How an ESOP Works

When it comes to the division of ownership of a company, there are plenty of options to be had. Employees can gain ownership in a company by the direct purchase of stock, receiving it as a bonus or stock options, or through a profit sharing plan.  One option that is similar to a profit sharing plan that has become increasingly popular due to its benefits for both the business and its employees is an employee stock ownership plan – usually known as an ESOP. Essentially, an ESOP allows the employees of a company to become primary owners and shareholders.

There are many ways to execute an ESOP, but the long and short of the plan is that employees take ownership through the direct purchase of stock, receiving it as a bonus or through a profit sharing plan.

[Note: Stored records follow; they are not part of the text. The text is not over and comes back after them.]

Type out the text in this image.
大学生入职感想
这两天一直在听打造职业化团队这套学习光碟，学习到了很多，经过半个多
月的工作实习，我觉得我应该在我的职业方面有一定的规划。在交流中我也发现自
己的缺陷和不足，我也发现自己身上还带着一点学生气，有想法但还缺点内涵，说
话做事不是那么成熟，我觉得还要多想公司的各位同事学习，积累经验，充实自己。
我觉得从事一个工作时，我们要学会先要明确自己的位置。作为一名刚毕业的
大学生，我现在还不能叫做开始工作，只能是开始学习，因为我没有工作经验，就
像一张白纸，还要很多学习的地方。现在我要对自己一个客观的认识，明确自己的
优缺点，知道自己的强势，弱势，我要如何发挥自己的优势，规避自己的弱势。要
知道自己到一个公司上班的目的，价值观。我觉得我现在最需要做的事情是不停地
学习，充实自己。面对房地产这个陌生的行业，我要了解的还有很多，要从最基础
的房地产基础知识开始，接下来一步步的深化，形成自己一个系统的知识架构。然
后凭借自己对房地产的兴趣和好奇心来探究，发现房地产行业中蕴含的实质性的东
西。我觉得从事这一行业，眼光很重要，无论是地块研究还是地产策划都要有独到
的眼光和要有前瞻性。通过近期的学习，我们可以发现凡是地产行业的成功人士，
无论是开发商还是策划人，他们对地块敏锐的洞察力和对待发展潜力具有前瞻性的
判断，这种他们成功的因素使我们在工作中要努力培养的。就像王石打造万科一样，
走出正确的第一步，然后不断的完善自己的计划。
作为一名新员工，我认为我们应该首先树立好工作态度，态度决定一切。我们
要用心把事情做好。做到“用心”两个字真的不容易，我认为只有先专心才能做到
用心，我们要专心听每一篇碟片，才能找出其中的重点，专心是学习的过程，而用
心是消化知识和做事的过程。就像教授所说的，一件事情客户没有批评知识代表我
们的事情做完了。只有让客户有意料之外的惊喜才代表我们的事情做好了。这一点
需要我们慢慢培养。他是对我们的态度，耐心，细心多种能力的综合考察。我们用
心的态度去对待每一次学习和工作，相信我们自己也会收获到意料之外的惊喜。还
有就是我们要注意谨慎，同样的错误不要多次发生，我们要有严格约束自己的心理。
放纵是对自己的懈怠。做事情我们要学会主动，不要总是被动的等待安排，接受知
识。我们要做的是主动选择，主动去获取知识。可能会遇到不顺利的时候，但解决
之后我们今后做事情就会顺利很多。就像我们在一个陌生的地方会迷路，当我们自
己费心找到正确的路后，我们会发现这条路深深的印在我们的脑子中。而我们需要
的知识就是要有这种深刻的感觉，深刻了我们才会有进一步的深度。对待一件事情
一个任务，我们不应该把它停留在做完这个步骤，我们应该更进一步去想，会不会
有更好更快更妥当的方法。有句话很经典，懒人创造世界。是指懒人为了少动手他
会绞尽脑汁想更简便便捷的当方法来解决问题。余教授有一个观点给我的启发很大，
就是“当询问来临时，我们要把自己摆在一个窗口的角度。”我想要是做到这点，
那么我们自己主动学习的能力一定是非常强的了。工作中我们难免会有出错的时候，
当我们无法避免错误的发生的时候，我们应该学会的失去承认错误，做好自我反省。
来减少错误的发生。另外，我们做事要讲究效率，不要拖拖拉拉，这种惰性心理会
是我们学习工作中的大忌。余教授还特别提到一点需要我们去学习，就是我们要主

According to the National Center for Employee Ownership, about two-thirds of ESOPs are used to provide a market for the shares of a departing owner of a closely held and profitable company, whereas the remaining third are generally used as a supplemental employee benefit plan.

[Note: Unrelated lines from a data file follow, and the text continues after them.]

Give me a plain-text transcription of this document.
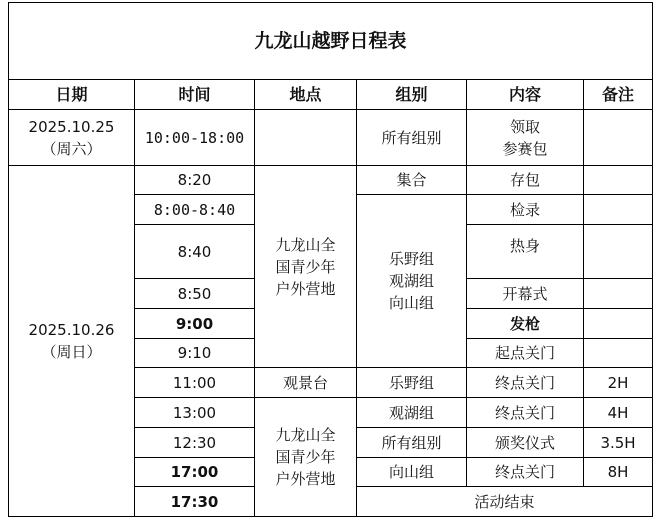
九龙山越野日程表					
日期	时间	地点	组别	内容	备注

2025.10.25
（周六）	10:00-18:00		所有组别	领取
参赛包	

2025.10.26
（周日）	8:20	九龙山全
国青少年
户外营地	集合	存包	
	8:00-8:40		乐野组
观湖组
向山组	检录	
	8:40			热身	
	8:50			开幕式	
	9:00			发枪	
	9:10			起点关门	
	11:00	观景台	乐野组	终点关门	2H
	13:00	九龙山全
国青少年
户外营地	观湖组	终点关门	4H
	12:30		所有组别	颁奖仪式	3.5H
	17:00		向山组	终点关门	8H
	17:30		活动结束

Companies that participate in ESOPs set up a trust fund for their employees and make annual contributions that are allocated to individual employees’ accounts within the trust, though the formula used for these allocations often depends on the individual company. Often, this allocation is dependent on the employees’ salaries, though it may also depend on years of service.

Benefits of an ESOP

There are many reasons why an ESOP is beneficial for both companies and their employees, including the following:

  • Tax advantages: When the company sets up the trust fund for its employee-benefit plan, any contributions it makes are then tax deductible. Therefore, through an ESOP, corporations can defer its entire tax bill by rolling sale proceeds into qualifying publicly traded securities, assuming state laws allow such action.
  • Employee motivation: An ESOP can do what even bonuses cannot – they link employee productivity directly to their paycheck. If a company’s workers understand that when business is doing well it will be reflected in their financial situation, it’s easy to see why they are motivated to work harder, reduce mistakes and help their teammates.
  • Financial flexibility for employees: Any employee who holds shares in the ESOP has the ability to hold or sell their portion of ownership at any time. They can sell or gift their shares to any other party in the manner of their choosing, providing them with a great deal of financial flexibility.

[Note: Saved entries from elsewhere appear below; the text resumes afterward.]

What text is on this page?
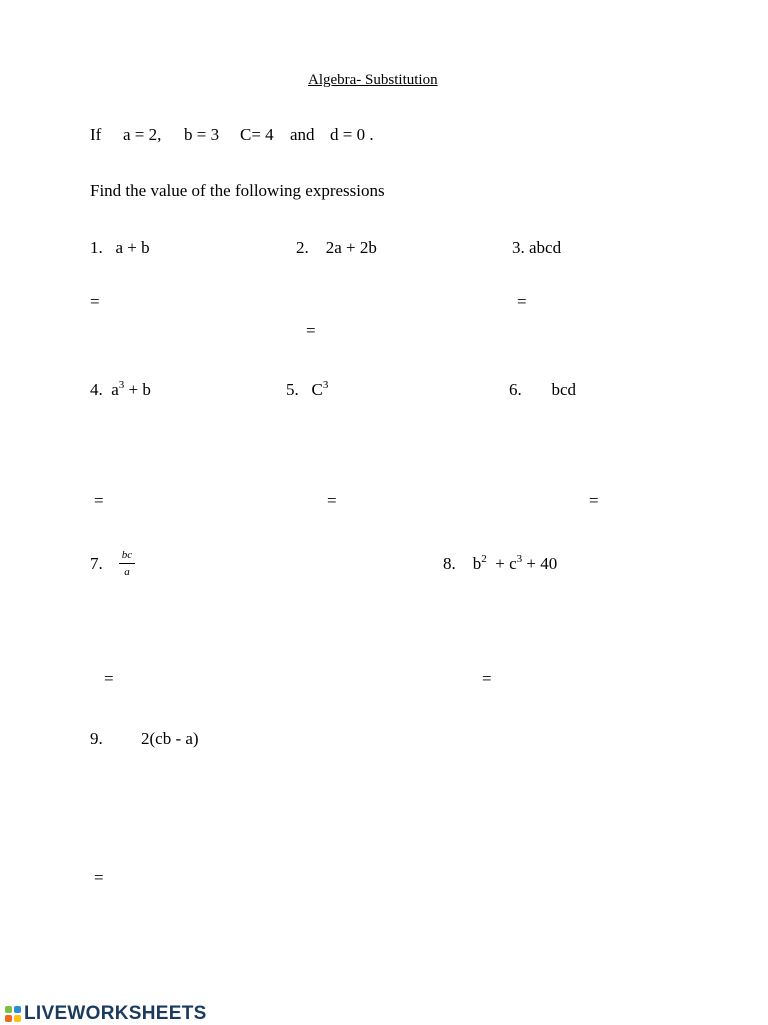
Algebra- Substitution
If a = 2, b = 3 C= 4 and d = 0 .
Find the value of the following expressions
1. a + b	2. 2a + 2b	3. abcd
=
=
=
4. $a^3 + b$	5. $C^3$	6. bcd
=	=	=
7. bc
a	8. $b^2 + c^3 + 40$
=	=
9. 2(cb - a)
=
LIVEWORKSHEETS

What companies should consider ESOPs?

Of course, an ESOP isn’t right for all companies. Here are some characteristics of corporations that will best benefit from enrolling in an ESOP:

  • Privately owned: Because publicly owned companies have to concern themselves with their stock value, the fact that ESOPs come with extra contributions to their employees that tend to reduce earnings is often not welcome by shareholders.
  • Reliable management: ESOPs often strongly rely on the management team to maintain profitability to build confidence in shareholders, which, in turn, grows the business and creates cash flow to pay off any selling shareholders.
  • Diverse shareholders: If a large number of a company’s employees are planning on retiring within a few years of each other, it can cause an imbalance of cash flow. Therefore, a diverse group of shareholders who have a wide range of retirement dates will help balance these monetary issues.
  • Strong history of increasing profits: Because of ESOPs’ dependencies on discounted cash-flow valuation models, a steady increase of profits along with a consistent cash flow are essential for a successful business venture. Volatile earnings can demotivate employees, particularly during a recession.

Though ESOPs are a relatively new business model, more than 12,000 companies across the country are operating under such a plan, according to The National Center for Employee Ownership, and may be a great solution for privately owned companies in need of new way to meet their financial goals.